A indiferença não. Ela contraria o amor porque ela paralisa. Ela é o impedimento dos sentimentos. Ser tomado pela indiferença é ter os olhos vendados. Seria como passar por uma criança em situação de miséria e não se comover. Olhar pais que perdem um filho assassinado e não se compadecer. Ver uma mulher abusada e não rezar para que ela consiga passar por isso. É conformar-se com tudo, sob a premissa de que “Deus quis”, quando é Ele mesmo quem nos ordena: “Não vos conformeis com este mundo” (Rm 12,2).
A inconformidade diz de um amor que é ativo. Que dá visão espiritual sobre todas as coisas. O amor – o verdadeiro – permite que saiamos de nós mesmos. E isto nos coloca no princípio e fim da vida humana: configurar-se ao Cristo. Leva-nos a uma espiritualidade profunda e verdadeira.
Neste mesmo âmbito espiritual, a indiferença é o escurecer dos caminhos a serem seguidos. Se não sinto ofender a Deus, jamais alcançarei o dom de temê-Lo. Se sou indiferente à Sua presença, nunca vou ao Seu encontro. Se sou indiferente ao Seu Corpo, por que iria à missa? Se sou indiferente ao pecado, por que não me deleitar nos meus prazeres e vontades? A indiferença que mata a si mesmo e ao próximo.
Nos tempos em que vivemos de tantas dores e perdas, se nos deixarmos tomar pela indiferença, perderemos a nossa própria essência: sermos gente! Pessoas que sentem, que se compadecem, que choram juntas, que rezam juntas. Se nós nos esquecermos de quem somos, andaremos como cegos.

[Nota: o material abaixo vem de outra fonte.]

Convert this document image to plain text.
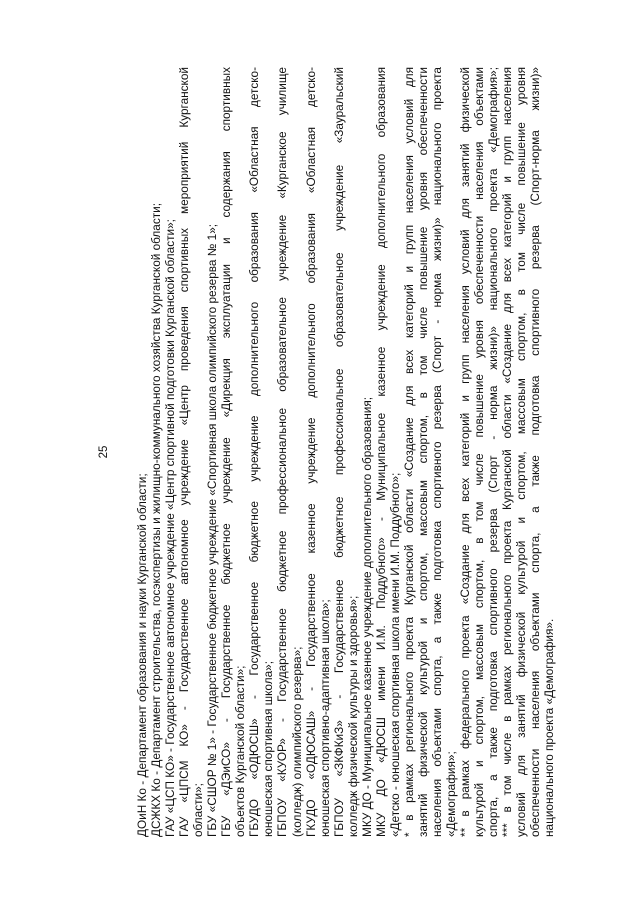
25
ДОиН Ко - Департамент образования и науки Курганской области; ДСЖКХ Ко - Департамент строительства, госэкспертизы и жилищно-коммунального хозяйства Курганской области; ГАУ «ЦСП КО» - Государственное автономное учреждение «Центр спортивной подготовки Курганской области»; ГАУ «ЦПСМ КО» - Государственное автономное учреждение «Центр проведения спортивных мероприятий Курганской области»; ГБУ «СШОР № 1» - Государственное бюджетное учреждение «Спортивная школа олимпийского резерва № 1»; ГБУ «ДЭиСО» - Государственное бюджетное учреждение «Дирекция эксплуатации и содержания спортивных объектов Курганской области»; ГБУДО «ОДЮСШ» - Государственное бюджетное учреждение дополнительного образования «Областная детско- юношеская спортивная школа»; ГБПОУ «КУОР» - Государственное бюджетное профессиональное образовательное учреждение «Курганское училище (колледж) олимпийского резерва»; ГКУДО «ОДЮСАШ» - Государственное казенное учреждение дополнительного образования «Областная детско- юношеская спортивно-адаптивная школа»; ГБПОУ «ЗКФКиЗ» - Государственное бюджетное профессиональное образовательное учреждение «Зауральский колледж физической культуры и здоровья»; МКУ ДО - Муниципальное казенное учреждение дополнительного образования; МКУ ДО «ДЮСШ имени И.М. Поддубного» - Муниципальное казенное учреждение дополнительного образования «Детско - юношеская спортивная школа имени И.М. Поддубного»; * в рамках регионального проекта Курганской области «Создание для всех категорий и групп населения условий для занятий физической культурой и спортом, массовым спортом, в том числе повышение уровня обеспеченности населения объектами спорта, а также подготовка спортивного резерва (Спорт - норма жизни)» национального проекта «Демография»; ** в рамках федерального проекта «Создание для всех категорий и групп населения условий для занятий физической культурой и спортом, массовым спортом, в том числе повышение уровня обеспеченности населения объектами спорта, а также подготовка спортивного резерва (Спорт - норма жизни)» национального проекта «Демография»; *** в том числе в рамках регионального проекта Курганской области «Создание для всех категорий и групп населения условий для занятий физической культурой и спортом, массовым спортом, в том числе повышение уровня обеспеченности населения объектами спорта, а также подготовка спортивного резерва (Спорт-норма жизни)» национального проекта «Демография».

A única indiferença positiva – se é que posso escrever desta forma – é a descrita pelo meu amado Santo Inácio de Loyola. A “Indiferença Ativa” não é falta de amor ou insensibilidade. É um amor ordenado, livre de todas as nossas paixões desordenadas quanto as coisas criadas, para em tudo fazermos a vontade de Deus.
Rezemos para que não sejamos cegos. Para que nossos corações jamais sejam tomados pela indiferença, de tal forma que o nosso exemplo possa retirar as vendas dos olhos dos que ainda precisam ser alcançados pelo amor salvífico e transformador de Cristo.